My main goal for the updated version of CorePack was to design it in such a way I could make a CI pipeline generate new releases for me when mods are updated. This requires programmatically pulling information about mods, and their JAR files using a buildsystem script. Since this project involves working with a large amount of data from various external sources, I once-again chose to use Bazel, a buildsystem that excels at these kinds of projects.

While Curseforge provides a very easy to use API for working with mod data, @Wyn-Price (a fellow mod developer) has put together an amazing project called Curse Maven that I decided to use instead. Curse Maven is a serverless API that acts much like my Ultralight project. Any request for an artifact to Curse Maven will be redirected, and served from the Curseforge Maven server without the need for me to figure out the long-form artifact identifiers used internally by curse.

Curse Maven makes loading a mod (in this case, fabric-api) into Bazel as easy as:

# WORKSPACE
# Load bazel_maven_repository
http_archive(
    name = "maven_repository_rules",
    strip_prefix = "bazel_maven_repository-1.2.0",
    type = "zip",
    urls = ["https://github.com/square/bazel_maven_repository/archive/1.2.0.zip"],
)
load("@maven_repository_rules//maven:maven.bzl", "maven_repository_specification")
load("@maven_repository_rules//maven:jetifier.bzl", "jetifier_init")
jetifier_init()

# Declare any mods as maven artifacts
maven_repository_specification(
    name = "maven",
    artifacts = {
        "curse.maven:fabric-api:3049174": {"insecure": True}
    },
    repository_urls = [
        "https://www.cursemaven.com",
    ],
)

The above snippet uses a Bazel ruleset developed by Square, Inc. called bazel_maven_repository.

Modpack configuration

Since my pack is designed for use with MultiMC, two sets of configuration files are needed.

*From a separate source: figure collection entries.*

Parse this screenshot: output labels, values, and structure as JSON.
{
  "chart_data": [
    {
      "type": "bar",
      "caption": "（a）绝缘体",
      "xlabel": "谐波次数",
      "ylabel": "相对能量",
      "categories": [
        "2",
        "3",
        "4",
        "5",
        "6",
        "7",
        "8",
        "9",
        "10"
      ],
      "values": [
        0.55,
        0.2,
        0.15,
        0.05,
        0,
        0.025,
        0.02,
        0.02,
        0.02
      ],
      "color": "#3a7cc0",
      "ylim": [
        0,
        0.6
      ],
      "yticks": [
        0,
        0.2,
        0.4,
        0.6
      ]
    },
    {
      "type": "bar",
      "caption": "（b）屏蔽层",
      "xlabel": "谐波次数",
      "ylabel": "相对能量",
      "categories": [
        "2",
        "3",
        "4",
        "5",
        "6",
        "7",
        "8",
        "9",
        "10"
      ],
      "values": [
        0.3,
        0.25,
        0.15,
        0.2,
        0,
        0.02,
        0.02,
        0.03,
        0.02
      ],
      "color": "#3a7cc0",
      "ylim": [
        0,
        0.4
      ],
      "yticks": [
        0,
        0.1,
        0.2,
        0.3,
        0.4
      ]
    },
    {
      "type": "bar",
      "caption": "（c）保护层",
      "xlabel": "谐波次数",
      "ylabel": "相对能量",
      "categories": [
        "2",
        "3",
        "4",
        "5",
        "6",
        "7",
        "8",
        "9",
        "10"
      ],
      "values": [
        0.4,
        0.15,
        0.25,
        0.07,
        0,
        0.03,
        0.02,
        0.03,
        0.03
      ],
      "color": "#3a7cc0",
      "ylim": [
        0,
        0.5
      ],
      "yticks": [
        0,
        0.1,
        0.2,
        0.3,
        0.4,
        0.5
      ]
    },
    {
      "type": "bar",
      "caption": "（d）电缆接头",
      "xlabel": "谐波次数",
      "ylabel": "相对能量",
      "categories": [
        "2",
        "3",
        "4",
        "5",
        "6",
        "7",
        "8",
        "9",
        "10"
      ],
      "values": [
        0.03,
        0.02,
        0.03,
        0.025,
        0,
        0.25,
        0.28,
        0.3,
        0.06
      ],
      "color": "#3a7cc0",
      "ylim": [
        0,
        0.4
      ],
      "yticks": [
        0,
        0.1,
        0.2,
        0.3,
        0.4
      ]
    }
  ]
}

The first set tells MultiMC which versions of LWJGL, Minecraft, and Fabric to use, and the second set are the in-game config files. Many of these files contain information that I would like to modify from Bazel during the modpack build step. Luckily, the Starlark core library comes with an action called expand_template. expand_template is basically a find-and-replace tool that will perform substitutions on files. Since this is an action, and not a rule, it must be wrapped with a small rule declaration:

# tools/template.bzl
def expand_template_impl(ctx):
    ctx.actions.expand_template(
        template = ctx.file.template,
        output = ctx.outputs.out,
        substitutions = {
            k: ctx.expand_location(v, ctx.attr.data)
            for k, v in ctx.attr.substitutions.items()
        },
        is_executable = ctx.attr.is_executable,
    )

expand_template = rule(
    implementation = expand_template_impl,
    attrs = {
        "template": attr.label(mandatory = True, allow_single_file = True),
        "substitutions": attr.string_dict(mandatory = True),
        "out": attr.output(mandatory = True),
        "is_executable": attr.bool(default = False, mandatory = False),
        "data": attr.label_list(allow_files = True),
    },
)

In a BUILD file, template rules can be defined as follows:

# BUILD
load("//tools:template.bzl", "expand_template")

expand_template(
    name = "my_config",
    template = "config.json.in",
    out = "config.json",
    substitutions = {
        "TEST_SUBS": "hello world"
    }
)

Using the following example file as config.json.in, this rule would have the following effect:

// config.json.in
{
    "key": "TEST_SUBS"
}

// config.json
{
    "key": "hello world"
}

Packaging

Once mods are loaded, and configuration files are defined in the buildsystem, I use a large number of filegroup and genrule rules to set up a directory hierarchy in the workspace, and wrap everything in a call to zipper to package the modpack into a ZIP file.

Finally, I use GitHub Actions to automatically run the buildscript, and publish the resulting MultiMC instance zip to the GitHub repo for this project.